Зато ни морщин, ни других изъянов у нее не было. Кожа безупречная, как у ребенка. Светлые волосы сверкали, как чистое золото, а платье стоило дороже, чем любой из костюмов Брунетти.
Выходит, перед ним стояла вторая жена Катальдо, «la super liftata»[5] — далекая родственница графини. Брунетти кое-что про нее слышал, но в глаза никогда не видел. Он мысленно пролистал папку со светскими сплетнями города и вспомнил, что женщина родом откуда-то с севера. Поговаривали, будто она крайне замкнутая и со странностями — впрочем, с какими, не уточнялось:
— Ах, — прервал размышления Брунетти граф.
Паола тем временем расцеловала женщину и пожала Катальдо руку.
— Франка, — продолжил граф, — позволь представить тебе моего зятя Гвидо Брунетти, мужа Паолы. Гвидо, познакомься с Франкой Маринелло и ее супругом Маурицио Катальдо. — Граф отступил в сторону и подтолкнул Брунетти вперед, словно они с Паолой были подарком, который он хотел преподнести своим гостям.
Брунетти поприветствовал девушку, чье рукопожатие оказалось на удивление крепким, и Маурицио — ладони у того были сухими, словно припорошенные пылью.
— Piacere[6]. — Брунетти с улыбкой посмотрел на Франку и затем перевел взгляд на мужчину с водянисто-голубыми глазами. Тот кивнул в ответ.
— Ваша теща так много нам о вас рассказывала, — заговорила Франка. — Очень приятно, что мы наконец познакомились.

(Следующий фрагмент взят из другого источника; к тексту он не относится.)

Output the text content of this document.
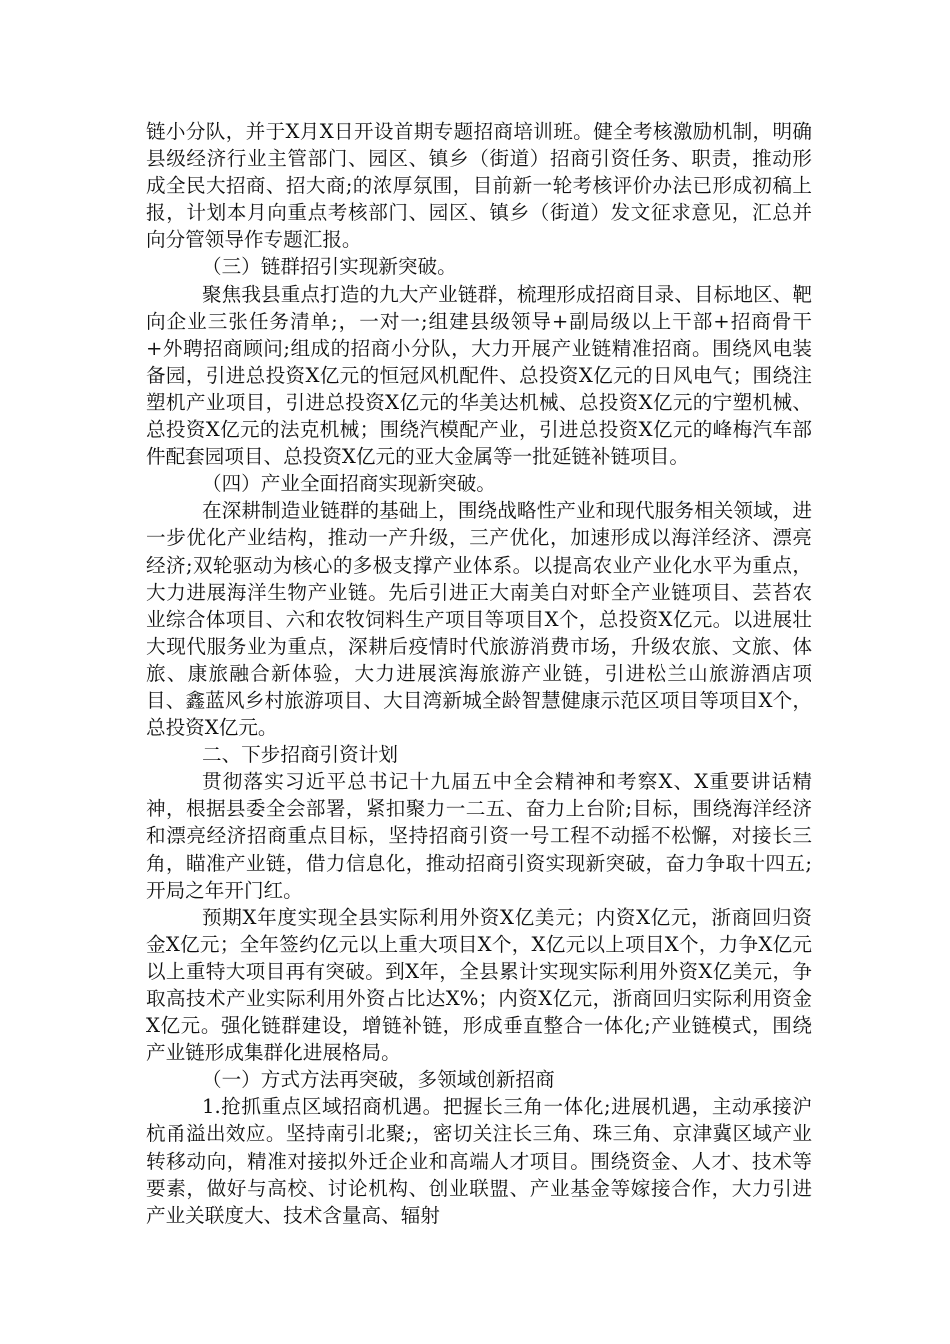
链小分队，并于X月X日开设首期专题招商培训班。健全考核激励机制，明确县级经济行业主管部门、园区、镇乡（街道）招商引资任务、职责，推动形成全民大招商、招大商;的浓厚氛围，目前新一轮考核评价办法已形成初稿上报，计划本月向重点考核部门、园区、镇乡（街道）发文征求意见，汇总并向分管领导作专题汇报。

（三）链群招引实现新突破。

聚焦我县重点打造的九大产业链群，梳理形成招商目录、目标地区、靶向企业三张任务清单;，一对一;组建县级领导+副局级以上干部+招商骨干+外聘招商顾问;组成的招商小分队，大力开展产业链精准招商。围绕风电装备园，引进总投资X亿元的恒冠风机配件、总投资X亿元的日风电气；围绕注塑机产业项目，引进总投资X亿元的华美达机械、总投资X亿元的宁塑机械、总投资X亿元的法克机械；围绕汽模配产业，引进总投资X亿元的峰梅汽车部件配套园项目、总投资X亿元的亚大金属等一批延链补链项目。

（四）产业全面招商实现新突破。

在深耕制造业链群的基础上，围绕战略性产业和现代服务相关领域，进一步优化产业结构，推动一产升级，三产优化，加速形成以海洋经济、漂亮经济;双轮驱动为核心的多极支撑产业体系。以提高农业产业化水平为重点，大力进展海洋生物产业链。先后引进正大南美白对虾全产业链项目、芸苔农业综合体项目、六和农牧饲料生产项目等项目X个，总投资X亿元。以进展壮大现代服务业为重点，深耕后疫情时代旅游消费市场，升级农旅、文旅、体旅、康旅融合新体验，大力进展滨海旅游产业链，引进松兰山旅游酒店项目、鑫蓝风乡村旅游项目、大目湾新城全龄智慧健康示范区项目等项目X个，总投资X亿元。

二、下步招商引资计划

贯彻落实习近平总书记十九届五中全会精神和考察X、X重要讲话精神，根据县委全会部署，紧扣聚力一二五、奋力上台阶;目标，围绕海洋经济和漂亮经济招商重点目标，坚持招商引资一号工程不动摇不松懈，对接长三角，瞄准产业链，借力信息化，推动招商引资实现新突破，奋力争取十四五;开局之年开门红。

预期X年度实现全县实际利用外资X亿美元；内资X亿元，浙商回归资金X亿元；全年签约亿元以上重大项目X个，X亿元以上项目X个，力争X亿元以上重特大项目再有突破。到X年，全县累计实现实际利用外资X亿美元，争取高技术产业实际利用外资占比达X%；内资X亿元，浙商回归实际利用资金X亿元。强化链群建设，增链补链，形成垂直整合一体化;产业链模式，围绕产业链形成集群化进展格局。

（一）方式方法再突破，多领域创新招商

1.抢抓重点区域招商机遇。把握长三角一体化;进展机遇，主动承接沪杭甬溢出效应。坚持南引北聚;，密切关注长三角、珠三角、京津冀区域产业转移动向，精准对接拟外迁企业和高端人才项目。围绕资金、人才、技术等要素，做好与高校、讨论机构、创业联盟、产业基金等嫁接合作，大力引进产业关联度大、技术含量高、辐射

Прежде чем Брунетти успел придумать какой-нибудь ответ, распахнулись двойные двери в столовую и тот же мужчина, что принимал у гостей пальто, сообщил, что ужин подан.
Пересекая зал, Брунетти пытался вспомнить, упоминала ли когда-нибудь графиня при нем о Франке, но у него отложилось лишь, что они познакомились много лет назад, когда Франка приехала в Венецию на учебу.
При виде стола, заставленного фарфоровой посудой и серебряными приборами и украшенного пышными букетами, Брунетти пришел на ум вечер, который он провел в гостях у тещи две недели назад. Он заглянул к графине, чтобы отдать ей две книги — в последние годы они завели обычай обмениваться прочитанными романами, — и встретил у нее собственного сына. Раффи объяснил отцу, что заехал к бабушке, чтобы забрать реферат по итальянскому языку, который графиня любезно вызвалась прочитать.
Брунетти обнаружил бабушку с внуком в кабинете графини. Они сидели рядышком за письменным столом и изучали восемь страниц реферата, сплошь покрытого пометками в трех разных цветах. Слева от бумаг примостилась тарелка с сэндвичами, вернее, с тем, что когда-то было сэндвичами. Брунетти быстренько прикончил остатки бутербродов. Графиня в это время объясняла внуку смысл своих пометок: красной ручкой она подчеркивала грамматические ошибки; желтой — любое употребление глагола essere[7], синей — фактические неточности.